Frank – I’ve taken a bit of a sideways approach to getting realistic simulated data into OMOP CDM V5. The Synthea patient data simulator generates patient level data based on disease-specific state transition probability models (https://github.com/synthetichealth/synthea; Walonoski J, Kramer M, Nichols J, Quina A, Moesel C, Hall D, et al. Synthea: An approach, method, and software mechanism for generating synthetic patients and the synthetic electronic health care record. J Am Med Inform Assoc). The team is constantly adding new disease states, mostly outpatient. They are now adding billing information. The program creates output in various formats – CSV, C-CDA, FHIR STU 3.0.
A CS student is wrapping up a summer project to take the FHIR STU 3.0 output generated by Synthea and create an OMOP CDM V5 Postgres database mapped to the OMOP terminology.
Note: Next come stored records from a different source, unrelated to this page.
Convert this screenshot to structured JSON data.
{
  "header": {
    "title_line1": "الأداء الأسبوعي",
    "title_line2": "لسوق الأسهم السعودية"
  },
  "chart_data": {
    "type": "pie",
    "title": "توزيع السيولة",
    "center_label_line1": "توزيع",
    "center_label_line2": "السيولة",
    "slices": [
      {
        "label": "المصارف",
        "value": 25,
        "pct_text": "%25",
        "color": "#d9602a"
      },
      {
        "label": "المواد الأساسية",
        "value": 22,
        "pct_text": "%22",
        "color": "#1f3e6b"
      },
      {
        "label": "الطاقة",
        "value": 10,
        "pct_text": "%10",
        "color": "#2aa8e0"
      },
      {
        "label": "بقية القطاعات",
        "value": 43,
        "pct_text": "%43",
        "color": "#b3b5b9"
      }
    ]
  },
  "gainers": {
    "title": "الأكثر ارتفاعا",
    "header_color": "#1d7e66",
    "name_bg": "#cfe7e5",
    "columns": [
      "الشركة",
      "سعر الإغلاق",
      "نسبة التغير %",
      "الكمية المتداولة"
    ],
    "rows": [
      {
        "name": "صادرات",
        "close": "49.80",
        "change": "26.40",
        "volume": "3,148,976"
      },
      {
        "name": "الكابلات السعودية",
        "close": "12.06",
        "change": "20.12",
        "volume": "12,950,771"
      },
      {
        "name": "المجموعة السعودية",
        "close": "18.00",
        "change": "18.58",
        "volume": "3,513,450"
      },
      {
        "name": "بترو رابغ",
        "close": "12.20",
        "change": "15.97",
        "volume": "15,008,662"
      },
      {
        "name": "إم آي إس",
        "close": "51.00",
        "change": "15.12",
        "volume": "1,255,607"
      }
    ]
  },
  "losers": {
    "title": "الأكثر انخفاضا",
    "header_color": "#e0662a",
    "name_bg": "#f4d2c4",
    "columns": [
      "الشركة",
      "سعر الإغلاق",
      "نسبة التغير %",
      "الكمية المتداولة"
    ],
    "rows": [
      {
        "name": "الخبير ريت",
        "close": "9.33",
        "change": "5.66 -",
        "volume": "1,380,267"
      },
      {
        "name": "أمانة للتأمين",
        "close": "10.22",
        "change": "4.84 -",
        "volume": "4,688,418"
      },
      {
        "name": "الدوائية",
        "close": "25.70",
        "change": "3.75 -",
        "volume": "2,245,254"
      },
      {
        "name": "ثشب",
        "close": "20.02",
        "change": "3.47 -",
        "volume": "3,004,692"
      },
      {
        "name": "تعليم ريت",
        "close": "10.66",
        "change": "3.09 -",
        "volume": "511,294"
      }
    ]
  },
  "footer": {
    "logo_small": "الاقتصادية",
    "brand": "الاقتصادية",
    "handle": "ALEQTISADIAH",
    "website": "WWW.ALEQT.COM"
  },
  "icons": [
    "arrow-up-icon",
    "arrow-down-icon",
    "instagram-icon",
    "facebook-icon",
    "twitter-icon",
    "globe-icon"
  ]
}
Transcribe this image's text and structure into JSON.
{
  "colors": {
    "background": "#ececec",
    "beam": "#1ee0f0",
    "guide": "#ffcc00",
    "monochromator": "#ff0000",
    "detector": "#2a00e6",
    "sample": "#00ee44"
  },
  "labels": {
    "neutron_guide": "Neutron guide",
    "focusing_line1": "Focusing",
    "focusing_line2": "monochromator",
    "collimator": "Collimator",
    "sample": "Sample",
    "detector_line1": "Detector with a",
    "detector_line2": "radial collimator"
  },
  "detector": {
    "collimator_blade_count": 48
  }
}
Version 1.0 is being wrapped up for posting to the Synthea git site as a separate project (https://github.com/synthetichealth/synthea_omop). We intend to find a place in OHDSI to cross list this tool. I have a “to-do” list of additional work that needs to be done by future students. But we should have an initial version available to the community in the next few weeks when Shahab has his code cleaned up and documented.
I have a very new student just spinning up who will look at substituting the existing Synthea disease-specific transition probabilities with observed probabilities extracted from our health system’s data warehouse. The hope is that this simulated database may look more like our patients than the simulated population based on Massachusetts and national statistics that Synthea is currently using. Don’t know if this idea will pan out.